Ian Stewart

Personal information
- Position(s): Winger

Youth career
- Perth Celtic

Senior career*
- Years: Team / Apps / (Gls)
- 1964–1965: Arbroath / 9 / (3)
- 1965–1966: Dundee United / 1 / (1)
- 1966–1967: Arbroath / 6 / (0)
- 1967–1974: Forfar Athletic / 162 / (37)
- 1974–1978: Montrose / 109 / (20)
- 1978–1980: Brechin City / 17 / (1)
- 1983–1987: Montrose / 2 / (0)
- Total:  / 306 / (62)

Managerial career
- 1978–1980: Brechin City
- 1980–1983: Arbroath
- 1983–1990: Montrose

= Ian Stewart (Scottish footballer) =

Scottish footballer and manager

Ian Stewart (born 1946) is a Scottish former football player and manager.

Stewart worked as a civil servant while being involved in football on a part-time basis. He was player/manager of Brechin City in the late 1970s, but left that position in January 1980 to become manager of Arbroath. Stewart was sacked by Arbroath in November 1983, despite losing only 39 out of 132 league matches in charge. Arbroath had narrowly missed out on promotion in each of the previous two seasons.
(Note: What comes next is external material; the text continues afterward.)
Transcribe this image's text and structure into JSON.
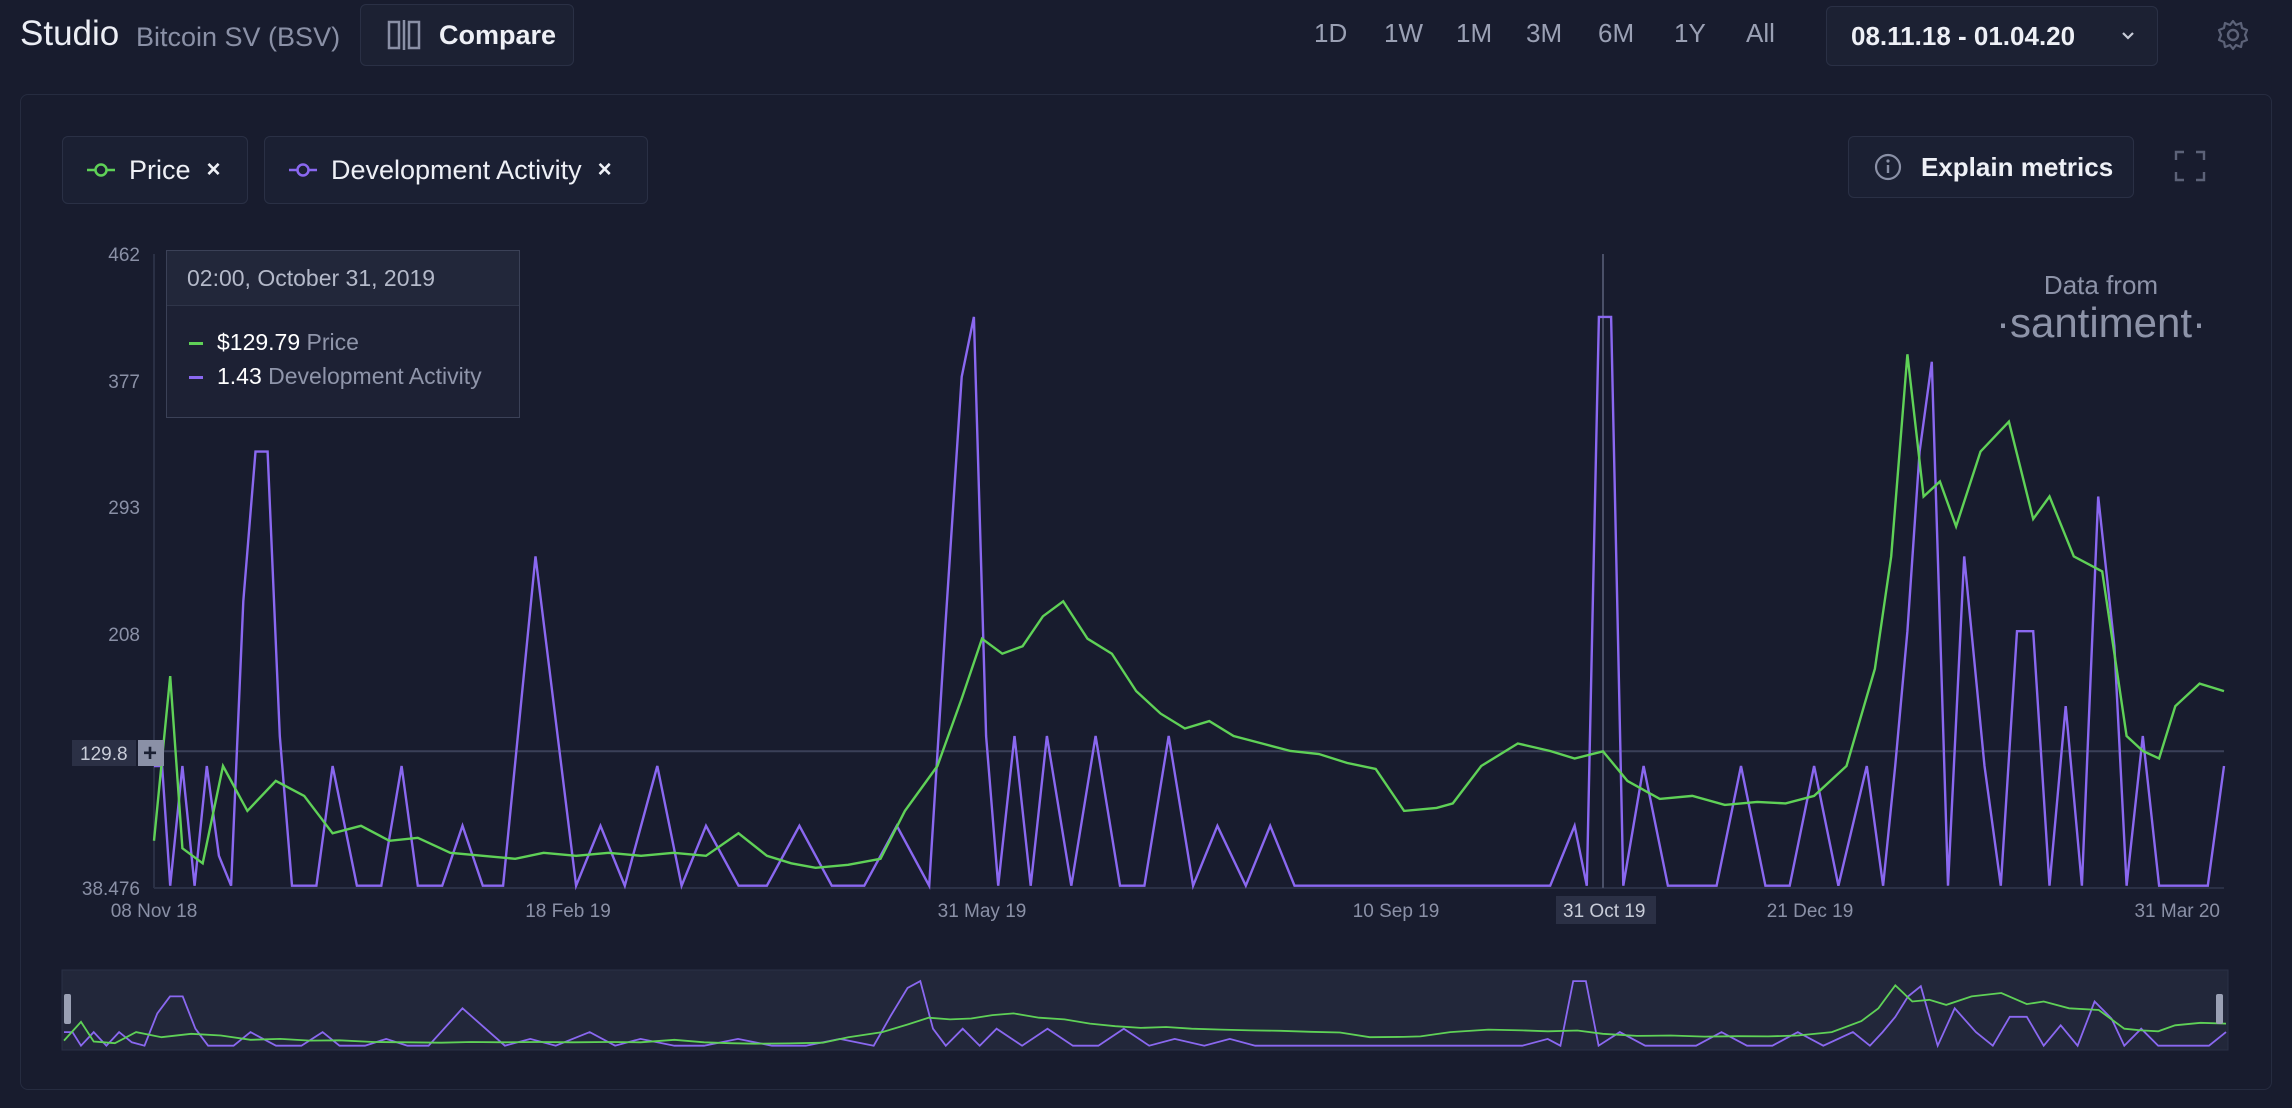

Soon after leaving Arbroath, he was appointed manager of Montrose. He guided Montrose to promotion in 1984–85. He made a surprising appearances as a player for Montrose in September 1984, aged 38, when two players were unable to travel to an away match against Berwick Rangers. Montrose produced a surprise victory against Hearts at Tynecastle in a 1986–87 Scottish League Cup tie. It was the first time any visiting team had won at Tynecastle in fifteen months.